The day after Angie’s List reported better-than-expected first-quarter revenue late last month, the stock price soared more than 28 percent to an all-time high, around $26.
It entered the month of May still above $24 a share, suggesting analysts are confident of decent results in the second quarter.
Indeed, the Indianapolis company raised its expectations for second-quarter revenue to the range of $58.5 million to $59.5 million, above the $57.8 million analysts had been expecting.
First-quarter results announced last month showed a 68-percent increase in year-over-year sales, to $52.2 million.
The company lost money on that improved revenue, but the $7.9 million loss was smaller than in the first quarter of 2012, when the company was $13.5 million in the red.
To the uninitiated, Angie’s List is a strange duck.

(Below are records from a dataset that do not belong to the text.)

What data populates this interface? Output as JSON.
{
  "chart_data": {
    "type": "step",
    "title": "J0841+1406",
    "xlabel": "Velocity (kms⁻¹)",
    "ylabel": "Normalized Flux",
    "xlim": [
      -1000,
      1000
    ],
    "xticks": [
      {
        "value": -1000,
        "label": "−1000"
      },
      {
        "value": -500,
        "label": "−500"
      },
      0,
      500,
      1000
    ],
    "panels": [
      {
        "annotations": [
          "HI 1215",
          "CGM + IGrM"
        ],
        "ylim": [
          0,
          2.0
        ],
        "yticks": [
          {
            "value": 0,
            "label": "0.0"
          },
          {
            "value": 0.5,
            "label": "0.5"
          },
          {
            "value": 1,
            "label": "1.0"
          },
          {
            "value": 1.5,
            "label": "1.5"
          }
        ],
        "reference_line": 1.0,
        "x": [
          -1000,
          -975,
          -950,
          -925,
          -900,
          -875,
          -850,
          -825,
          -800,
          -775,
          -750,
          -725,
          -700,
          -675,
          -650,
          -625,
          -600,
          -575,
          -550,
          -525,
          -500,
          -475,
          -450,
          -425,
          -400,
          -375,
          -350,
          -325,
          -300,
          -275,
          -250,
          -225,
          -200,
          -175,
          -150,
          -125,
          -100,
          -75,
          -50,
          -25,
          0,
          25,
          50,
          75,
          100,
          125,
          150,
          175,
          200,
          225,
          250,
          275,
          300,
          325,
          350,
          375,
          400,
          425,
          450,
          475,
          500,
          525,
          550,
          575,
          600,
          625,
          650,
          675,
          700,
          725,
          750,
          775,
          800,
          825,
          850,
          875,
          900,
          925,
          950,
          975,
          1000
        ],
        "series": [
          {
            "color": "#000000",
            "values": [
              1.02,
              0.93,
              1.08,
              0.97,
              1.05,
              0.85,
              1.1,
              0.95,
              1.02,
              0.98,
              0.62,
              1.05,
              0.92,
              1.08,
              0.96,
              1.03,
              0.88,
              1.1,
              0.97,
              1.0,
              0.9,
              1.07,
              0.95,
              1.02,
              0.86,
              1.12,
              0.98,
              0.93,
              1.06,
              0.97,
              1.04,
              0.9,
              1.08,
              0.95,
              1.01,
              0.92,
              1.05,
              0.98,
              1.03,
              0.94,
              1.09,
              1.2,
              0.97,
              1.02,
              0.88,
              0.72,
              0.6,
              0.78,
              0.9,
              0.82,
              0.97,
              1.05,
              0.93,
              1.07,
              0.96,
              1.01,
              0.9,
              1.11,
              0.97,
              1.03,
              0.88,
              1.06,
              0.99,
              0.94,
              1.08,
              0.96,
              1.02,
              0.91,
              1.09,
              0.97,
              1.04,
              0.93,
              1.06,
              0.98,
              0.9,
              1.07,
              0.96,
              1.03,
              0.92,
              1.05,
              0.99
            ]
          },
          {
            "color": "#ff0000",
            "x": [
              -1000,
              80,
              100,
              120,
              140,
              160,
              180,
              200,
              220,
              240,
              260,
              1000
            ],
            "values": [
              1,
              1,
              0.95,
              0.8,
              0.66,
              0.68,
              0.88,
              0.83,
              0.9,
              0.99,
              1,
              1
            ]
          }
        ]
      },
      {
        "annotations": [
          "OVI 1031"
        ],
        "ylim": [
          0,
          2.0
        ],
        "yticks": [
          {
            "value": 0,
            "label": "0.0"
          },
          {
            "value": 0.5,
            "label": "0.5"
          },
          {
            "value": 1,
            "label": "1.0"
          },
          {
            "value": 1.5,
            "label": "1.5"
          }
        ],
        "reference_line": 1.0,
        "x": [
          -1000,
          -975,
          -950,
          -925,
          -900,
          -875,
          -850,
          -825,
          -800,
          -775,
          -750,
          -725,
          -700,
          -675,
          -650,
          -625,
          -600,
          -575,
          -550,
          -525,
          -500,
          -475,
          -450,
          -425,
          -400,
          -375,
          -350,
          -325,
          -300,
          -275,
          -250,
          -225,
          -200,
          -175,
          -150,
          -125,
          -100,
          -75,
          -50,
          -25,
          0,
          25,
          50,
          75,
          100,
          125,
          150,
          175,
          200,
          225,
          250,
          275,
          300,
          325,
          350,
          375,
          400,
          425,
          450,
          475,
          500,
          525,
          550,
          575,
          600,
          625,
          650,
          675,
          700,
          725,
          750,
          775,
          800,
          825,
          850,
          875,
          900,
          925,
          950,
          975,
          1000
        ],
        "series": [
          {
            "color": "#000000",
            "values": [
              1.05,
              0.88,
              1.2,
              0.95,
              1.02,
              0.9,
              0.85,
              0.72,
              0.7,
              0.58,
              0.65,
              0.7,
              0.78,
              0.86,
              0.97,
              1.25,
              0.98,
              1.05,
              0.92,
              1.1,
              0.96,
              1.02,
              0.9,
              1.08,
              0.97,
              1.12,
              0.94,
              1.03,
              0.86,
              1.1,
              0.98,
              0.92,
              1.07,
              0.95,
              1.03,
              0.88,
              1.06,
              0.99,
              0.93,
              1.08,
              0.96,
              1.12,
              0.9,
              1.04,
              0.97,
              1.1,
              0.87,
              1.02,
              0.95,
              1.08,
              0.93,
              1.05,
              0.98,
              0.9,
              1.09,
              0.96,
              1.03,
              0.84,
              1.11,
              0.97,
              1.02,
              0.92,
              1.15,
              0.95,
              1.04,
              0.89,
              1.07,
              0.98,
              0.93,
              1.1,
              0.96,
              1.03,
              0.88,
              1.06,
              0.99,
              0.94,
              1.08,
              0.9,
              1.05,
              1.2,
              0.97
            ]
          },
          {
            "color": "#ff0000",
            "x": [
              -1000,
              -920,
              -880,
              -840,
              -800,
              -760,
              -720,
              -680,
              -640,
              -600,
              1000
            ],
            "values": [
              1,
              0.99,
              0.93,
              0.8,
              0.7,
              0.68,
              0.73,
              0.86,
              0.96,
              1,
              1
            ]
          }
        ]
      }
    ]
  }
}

It loses money on a regular basis, and it burns through marketing dollars like a Hemi-powered muscle car burns through gasoline.
In fact, marketing expenses are roughly 47 percent of revenue. Much of that money goes into building a presence in new markets for its consumer ratings of service businesses such as plumbers and landscapers.
But a lot of those markets are maturing, which has helped reduce Angie’s relative marketing outlay. In the first-quarter earnings report, the cost per acquisition—marketing expenses divided by gross paid members added—fell 12 percent year-over-year.